In Campania c'è la Reggia di Carditello, condannata dall'incuria delle istituzioni e dagli interessi della malavita locale e ci si può imbattere tranquillamente in un mausoleo romano a Pozzuoli che occhieggia da sotto una discarica abusiva di materiali speciali; e c'è anche Calvi Risorta, comune in provincia di Caserta nel quale si trova un sito archeologico di prima importanza, quello di Cales, cittadina degli Ausoni, popolazione italica antichissima, che, conquistata nel 335 a. C. dai Romani, venne considerata dallo scrittore Tito Livio praeda ingens, gran bottino, poiché ricca e fiorente.

Il presente di Calvi Risorta, anche in questo caso, ha davvero poco a che fare con il suo glorioso passato e il futuro è certamente un'incognita; almeno il futuro del suo prezioso tesoro archeologico che giace abbandonato sotto i rifiuti e l'indifferenza. Sì perché Calvi Risorta è tristemente nota per la sua Basilica di San Casto Vecchio di cui oggi restano solo ruderi celati da rovi ed immondizia. Costruita nel IV secolo  sulla tomba nel martire cristiano Casto sui resti di una palestra romana, ha avuto una lunga e travagliata storia di saccheggi, distruzioni, ricostruzioni: abbandonata infine nella prima metà del ‘700, venne spogliata dei suoi materiali da parte dei contadini che li riutilizzarono nelle proprie masserie. In tufo e a tre navate, la Chiesa custodiva, secondo le testimonianze, una sedia vescovile con effigi ed un'iscrizione dedicata al Santo di cui si sono perse le tracce.

Nel 1960 venne definitivamente coperta da un ponte durante i lavori per la costruzione dell'Autostrada del Sole: tra i piloni di questa, affiorano ancora i resti di qualche parete in opus latericium, dimenticati e ormai privi di qualunque valore simbolico.

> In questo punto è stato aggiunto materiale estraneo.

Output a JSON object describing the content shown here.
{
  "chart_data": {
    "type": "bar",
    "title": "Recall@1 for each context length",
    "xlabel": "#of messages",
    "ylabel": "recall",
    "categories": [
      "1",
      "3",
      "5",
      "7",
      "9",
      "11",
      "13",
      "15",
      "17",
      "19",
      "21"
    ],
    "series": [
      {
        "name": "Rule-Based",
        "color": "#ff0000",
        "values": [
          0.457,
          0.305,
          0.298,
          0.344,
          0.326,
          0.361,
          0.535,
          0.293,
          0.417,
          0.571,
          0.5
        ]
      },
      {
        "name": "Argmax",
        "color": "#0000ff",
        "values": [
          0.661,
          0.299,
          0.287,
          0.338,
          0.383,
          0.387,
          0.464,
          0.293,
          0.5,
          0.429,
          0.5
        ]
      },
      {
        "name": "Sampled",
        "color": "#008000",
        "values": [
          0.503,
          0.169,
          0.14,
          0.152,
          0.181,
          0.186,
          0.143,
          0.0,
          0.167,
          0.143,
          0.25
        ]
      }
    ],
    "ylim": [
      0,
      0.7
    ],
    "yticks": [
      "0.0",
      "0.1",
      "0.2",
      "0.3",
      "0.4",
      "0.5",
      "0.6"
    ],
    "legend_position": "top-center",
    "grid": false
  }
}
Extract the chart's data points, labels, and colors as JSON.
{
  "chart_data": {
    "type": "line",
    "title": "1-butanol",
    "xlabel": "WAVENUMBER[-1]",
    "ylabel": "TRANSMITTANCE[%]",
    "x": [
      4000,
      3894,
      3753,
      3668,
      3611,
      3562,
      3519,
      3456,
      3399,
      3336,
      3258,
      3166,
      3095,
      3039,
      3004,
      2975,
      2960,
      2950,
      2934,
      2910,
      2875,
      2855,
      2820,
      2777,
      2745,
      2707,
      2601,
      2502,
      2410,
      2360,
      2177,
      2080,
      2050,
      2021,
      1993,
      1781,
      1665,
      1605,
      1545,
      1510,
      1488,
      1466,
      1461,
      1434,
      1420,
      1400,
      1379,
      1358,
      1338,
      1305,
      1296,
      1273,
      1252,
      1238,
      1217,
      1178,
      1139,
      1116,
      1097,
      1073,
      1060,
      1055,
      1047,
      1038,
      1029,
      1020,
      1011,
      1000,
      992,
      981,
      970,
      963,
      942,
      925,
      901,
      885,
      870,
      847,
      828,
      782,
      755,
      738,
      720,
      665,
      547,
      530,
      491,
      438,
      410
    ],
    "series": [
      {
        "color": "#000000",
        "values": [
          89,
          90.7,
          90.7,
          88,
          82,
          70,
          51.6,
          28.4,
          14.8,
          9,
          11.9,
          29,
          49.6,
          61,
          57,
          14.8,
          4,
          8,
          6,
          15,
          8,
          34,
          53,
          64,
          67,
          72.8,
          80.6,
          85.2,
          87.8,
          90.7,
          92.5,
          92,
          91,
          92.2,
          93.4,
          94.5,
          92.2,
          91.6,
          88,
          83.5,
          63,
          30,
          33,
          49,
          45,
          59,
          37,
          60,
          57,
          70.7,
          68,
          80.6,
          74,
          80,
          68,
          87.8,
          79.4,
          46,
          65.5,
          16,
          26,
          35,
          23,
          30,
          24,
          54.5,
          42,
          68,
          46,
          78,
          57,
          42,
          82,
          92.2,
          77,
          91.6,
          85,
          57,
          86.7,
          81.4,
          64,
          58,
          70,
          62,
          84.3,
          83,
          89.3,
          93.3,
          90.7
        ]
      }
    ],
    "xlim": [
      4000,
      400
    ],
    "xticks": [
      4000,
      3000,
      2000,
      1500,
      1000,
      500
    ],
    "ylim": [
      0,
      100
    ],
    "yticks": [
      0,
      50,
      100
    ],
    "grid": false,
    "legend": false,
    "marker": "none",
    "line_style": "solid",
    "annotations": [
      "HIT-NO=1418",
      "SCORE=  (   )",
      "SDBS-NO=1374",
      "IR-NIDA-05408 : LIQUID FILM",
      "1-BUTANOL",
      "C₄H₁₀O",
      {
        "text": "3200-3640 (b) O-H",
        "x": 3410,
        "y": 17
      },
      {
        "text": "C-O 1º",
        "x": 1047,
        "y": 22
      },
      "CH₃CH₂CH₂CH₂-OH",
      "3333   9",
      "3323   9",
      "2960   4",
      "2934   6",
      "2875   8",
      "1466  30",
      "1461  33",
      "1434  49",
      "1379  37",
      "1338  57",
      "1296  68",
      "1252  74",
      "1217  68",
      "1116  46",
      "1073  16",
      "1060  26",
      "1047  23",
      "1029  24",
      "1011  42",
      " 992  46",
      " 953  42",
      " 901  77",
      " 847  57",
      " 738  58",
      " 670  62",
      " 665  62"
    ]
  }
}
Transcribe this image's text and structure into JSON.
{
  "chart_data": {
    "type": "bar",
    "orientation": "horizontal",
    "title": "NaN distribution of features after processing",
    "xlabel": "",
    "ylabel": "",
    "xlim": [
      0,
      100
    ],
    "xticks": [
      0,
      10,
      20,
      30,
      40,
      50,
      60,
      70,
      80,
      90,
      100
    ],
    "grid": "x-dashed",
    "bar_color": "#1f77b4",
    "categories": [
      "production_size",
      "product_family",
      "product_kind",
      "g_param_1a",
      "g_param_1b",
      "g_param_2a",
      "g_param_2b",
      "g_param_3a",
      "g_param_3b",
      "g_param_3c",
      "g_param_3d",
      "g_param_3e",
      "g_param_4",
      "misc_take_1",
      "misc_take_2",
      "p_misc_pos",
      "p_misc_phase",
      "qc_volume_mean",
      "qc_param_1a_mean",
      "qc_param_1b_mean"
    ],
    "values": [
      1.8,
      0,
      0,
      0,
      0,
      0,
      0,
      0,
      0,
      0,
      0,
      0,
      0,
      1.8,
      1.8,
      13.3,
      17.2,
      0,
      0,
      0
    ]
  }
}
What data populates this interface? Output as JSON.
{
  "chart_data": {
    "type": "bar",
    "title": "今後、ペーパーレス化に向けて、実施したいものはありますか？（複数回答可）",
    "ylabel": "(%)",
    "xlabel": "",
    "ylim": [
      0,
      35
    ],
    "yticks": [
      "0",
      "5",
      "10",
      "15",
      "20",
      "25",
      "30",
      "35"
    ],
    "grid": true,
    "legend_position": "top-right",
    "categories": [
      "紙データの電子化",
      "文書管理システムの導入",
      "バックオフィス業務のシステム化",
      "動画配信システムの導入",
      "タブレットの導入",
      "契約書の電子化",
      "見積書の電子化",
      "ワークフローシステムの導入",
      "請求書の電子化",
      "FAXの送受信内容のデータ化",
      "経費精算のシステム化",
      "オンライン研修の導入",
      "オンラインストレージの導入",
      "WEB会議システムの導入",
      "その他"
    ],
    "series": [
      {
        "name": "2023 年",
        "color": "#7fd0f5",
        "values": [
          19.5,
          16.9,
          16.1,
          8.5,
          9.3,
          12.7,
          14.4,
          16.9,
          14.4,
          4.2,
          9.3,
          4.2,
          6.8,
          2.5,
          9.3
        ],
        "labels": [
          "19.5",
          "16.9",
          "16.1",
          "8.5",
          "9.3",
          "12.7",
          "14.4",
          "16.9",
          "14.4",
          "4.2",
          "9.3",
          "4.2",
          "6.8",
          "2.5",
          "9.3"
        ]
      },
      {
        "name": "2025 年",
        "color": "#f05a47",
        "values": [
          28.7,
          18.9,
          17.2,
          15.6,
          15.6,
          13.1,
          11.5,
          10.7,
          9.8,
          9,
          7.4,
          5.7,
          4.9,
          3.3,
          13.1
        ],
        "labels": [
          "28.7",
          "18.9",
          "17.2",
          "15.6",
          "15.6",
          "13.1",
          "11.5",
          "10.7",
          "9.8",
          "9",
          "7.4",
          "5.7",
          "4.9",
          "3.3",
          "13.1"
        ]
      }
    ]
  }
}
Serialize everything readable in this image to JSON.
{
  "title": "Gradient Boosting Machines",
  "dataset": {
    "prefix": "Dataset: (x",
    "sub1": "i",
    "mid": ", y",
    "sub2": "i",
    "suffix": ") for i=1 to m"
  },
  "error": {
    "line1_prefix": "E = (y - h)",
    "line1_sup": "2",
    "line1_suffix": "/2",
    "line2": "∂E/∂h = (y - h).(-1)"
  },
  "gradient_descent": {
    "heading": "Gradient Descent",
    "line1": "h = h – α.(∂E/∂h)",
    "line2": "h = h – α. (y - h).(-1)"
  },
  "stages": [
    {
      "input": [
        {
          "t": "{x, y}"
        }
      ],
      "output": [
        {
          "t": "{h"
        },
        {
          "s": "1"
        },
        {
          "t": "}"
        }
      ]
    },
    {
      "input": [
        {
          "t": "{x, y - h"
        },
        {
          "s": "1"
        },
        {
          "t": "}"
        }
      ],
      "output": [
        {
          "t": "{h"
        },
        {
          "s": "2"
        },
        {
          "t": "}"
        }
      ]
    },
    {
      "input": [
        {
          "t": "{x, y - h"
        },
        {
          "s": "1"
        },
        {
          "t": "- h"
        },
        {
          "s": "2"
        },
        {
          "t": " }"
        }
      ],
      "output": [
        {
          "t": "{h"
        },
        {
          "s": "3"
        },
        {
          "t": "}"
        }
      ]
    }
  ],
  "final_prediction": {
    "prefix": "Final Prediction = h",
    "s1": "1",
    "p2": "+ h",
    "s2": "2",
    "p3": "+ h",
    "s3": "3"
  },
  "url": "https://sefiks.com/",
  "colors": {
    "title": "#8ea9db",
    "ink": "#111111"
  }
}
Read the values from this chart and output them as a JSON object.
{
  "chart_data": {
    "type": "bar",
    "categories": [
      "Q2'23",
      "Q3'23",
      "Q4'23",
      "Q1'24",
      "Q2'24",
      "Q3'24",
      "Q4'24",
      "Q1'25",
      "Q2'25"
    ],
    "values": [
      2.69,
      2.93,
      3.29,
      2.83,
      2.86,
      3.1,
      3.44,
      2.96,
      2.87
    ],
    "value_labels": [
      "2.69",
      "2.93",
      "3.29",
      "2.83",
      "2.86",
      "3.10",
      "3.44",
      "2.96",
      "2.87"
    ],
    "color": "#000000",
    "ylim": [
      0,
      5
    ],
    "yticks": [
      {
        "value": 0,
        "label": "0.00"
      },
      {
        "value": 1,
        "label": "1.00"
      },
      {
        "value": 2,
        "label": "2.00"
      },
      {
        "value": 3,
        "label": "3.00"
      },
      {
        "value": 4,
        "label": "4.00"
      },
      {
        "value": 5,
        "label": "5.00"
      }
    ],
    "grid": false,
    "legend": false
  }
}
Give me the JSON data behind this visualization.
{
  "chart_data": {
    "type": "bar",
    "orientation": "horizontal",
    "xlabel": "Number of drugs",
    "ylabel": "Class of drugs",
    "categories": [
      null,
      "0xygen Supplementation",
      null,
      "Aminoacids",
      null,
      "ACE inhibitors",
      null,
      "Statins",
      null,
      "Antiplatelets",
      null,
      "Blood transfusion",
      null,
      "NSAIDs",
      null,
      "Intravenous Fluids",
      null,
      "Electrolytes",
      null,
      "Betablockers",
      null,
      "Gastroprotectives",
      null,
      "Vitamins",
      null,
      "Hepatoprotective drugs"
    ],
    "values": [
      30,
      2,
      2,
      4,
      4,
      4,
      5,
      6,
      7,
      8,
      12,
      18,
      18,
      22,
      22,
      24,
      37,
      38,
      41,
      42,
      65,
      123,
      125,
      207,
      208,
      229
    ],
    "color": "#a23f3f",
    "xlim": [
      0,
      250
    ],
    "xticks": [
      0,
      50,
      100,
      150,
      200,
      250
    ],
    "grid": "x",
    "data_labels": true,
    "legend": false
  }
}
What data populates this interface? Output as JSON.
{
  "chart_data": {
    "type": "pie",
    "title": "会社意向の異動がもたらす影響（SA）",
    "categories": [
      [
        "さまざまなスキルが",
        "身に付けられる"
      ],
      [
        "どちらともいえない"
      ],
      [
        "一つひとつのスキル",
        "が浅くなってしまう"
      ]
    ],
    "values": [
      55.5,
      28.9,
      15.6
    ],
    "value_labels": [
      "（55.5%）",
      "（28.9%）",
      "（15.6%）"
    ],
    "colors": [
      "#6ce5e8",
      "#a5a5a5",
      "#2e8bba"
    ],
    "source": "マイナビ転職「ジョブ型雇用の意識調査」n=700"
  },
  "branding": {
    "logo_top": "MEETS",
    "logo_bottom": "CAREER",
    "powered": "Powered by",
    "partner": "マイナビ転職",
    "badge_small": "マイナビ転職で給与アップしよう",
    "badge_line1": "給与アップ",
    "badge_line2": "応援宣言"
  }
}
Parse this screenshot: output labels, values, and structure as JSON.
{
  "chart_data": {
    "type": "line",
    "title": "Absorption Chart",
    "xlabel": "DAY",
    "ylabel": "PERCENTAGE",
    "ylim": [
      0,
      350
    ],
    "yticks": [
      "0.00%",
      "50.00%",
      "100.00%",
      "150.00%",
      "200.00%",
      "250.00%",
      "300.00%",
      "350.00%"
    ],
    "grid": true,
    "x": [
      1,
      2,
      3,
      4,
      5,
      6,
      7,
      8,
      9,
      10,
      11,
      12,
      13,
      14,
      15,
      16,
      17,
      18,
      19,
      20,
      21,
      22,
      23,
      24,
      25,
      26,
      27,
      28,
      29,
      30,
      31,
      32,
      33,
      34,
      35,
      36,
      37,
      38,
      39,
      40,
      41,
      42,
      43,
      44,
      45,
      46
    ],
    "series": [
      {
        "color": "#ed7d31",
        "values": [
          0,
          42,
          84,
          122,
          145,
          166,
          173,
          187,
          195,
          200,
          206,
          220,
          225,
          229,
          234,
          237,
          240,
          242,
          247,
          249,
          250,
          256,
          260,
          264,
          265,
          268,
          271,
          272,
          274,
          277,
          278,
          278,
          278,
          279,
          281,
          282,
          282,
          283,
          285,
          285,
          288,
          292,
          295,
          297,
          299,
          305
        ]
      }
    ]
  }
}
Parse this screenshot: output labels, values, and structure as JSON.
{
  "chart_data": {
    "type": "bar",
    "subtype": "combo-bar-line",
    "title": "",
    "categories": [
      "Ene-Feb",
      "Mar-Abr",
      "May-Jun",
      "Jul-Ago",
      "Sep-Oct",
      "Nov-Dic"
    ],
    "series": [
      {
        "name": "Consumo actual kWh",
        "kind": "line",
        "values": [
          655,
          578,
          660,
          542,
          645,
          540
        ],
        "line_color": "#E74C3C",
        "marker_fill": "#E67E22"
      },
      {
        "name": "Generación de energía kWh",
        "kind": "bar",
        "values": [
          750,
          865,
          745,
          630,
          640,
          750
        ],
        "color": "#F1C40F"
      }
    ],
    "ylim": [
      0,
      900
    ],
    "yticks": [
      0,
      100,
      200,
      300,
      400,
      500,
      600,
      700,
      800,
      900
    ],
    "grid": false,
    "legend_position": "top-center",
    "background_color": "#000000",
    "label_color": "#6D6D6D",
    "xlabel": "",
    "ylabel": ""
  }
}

Nel corso degli anni '80 l'archeologo napoletano Werner Johannowsky, tuttavia, fece una scoperta di grande interesse: nella parte Nord di quello che fu il tempio vennero rinvenuti i resti di una camera sepolcrale con quattro sarcofagi con coperture a doppio spiovente, di cui uno in marmo blu databile tra il 260 e il 280 d. C., considerato dallo studioso, con ottime probabilità, proprio quello del Santo.

Una Chiesa antica ed un sepolcro che avrebbe meritato, quanto meno, un'attenta analisi ed una certa valorizzazione: non un ponte, dei rifiuti e dei rovi a sigillarne per sempre un abbandono così drammatico. Eppure, purtroppo, questa è solo una delle tante storie che vengono dal nostro patrimonio archeologico e storico: buono per vantarsi, superfluo e sovrabbondante quando si tratta di chiederne un minimo di tutela che, quanto meno, faccia in modo che la dignità del nostro passato non venga quotidianamente oltraggiata.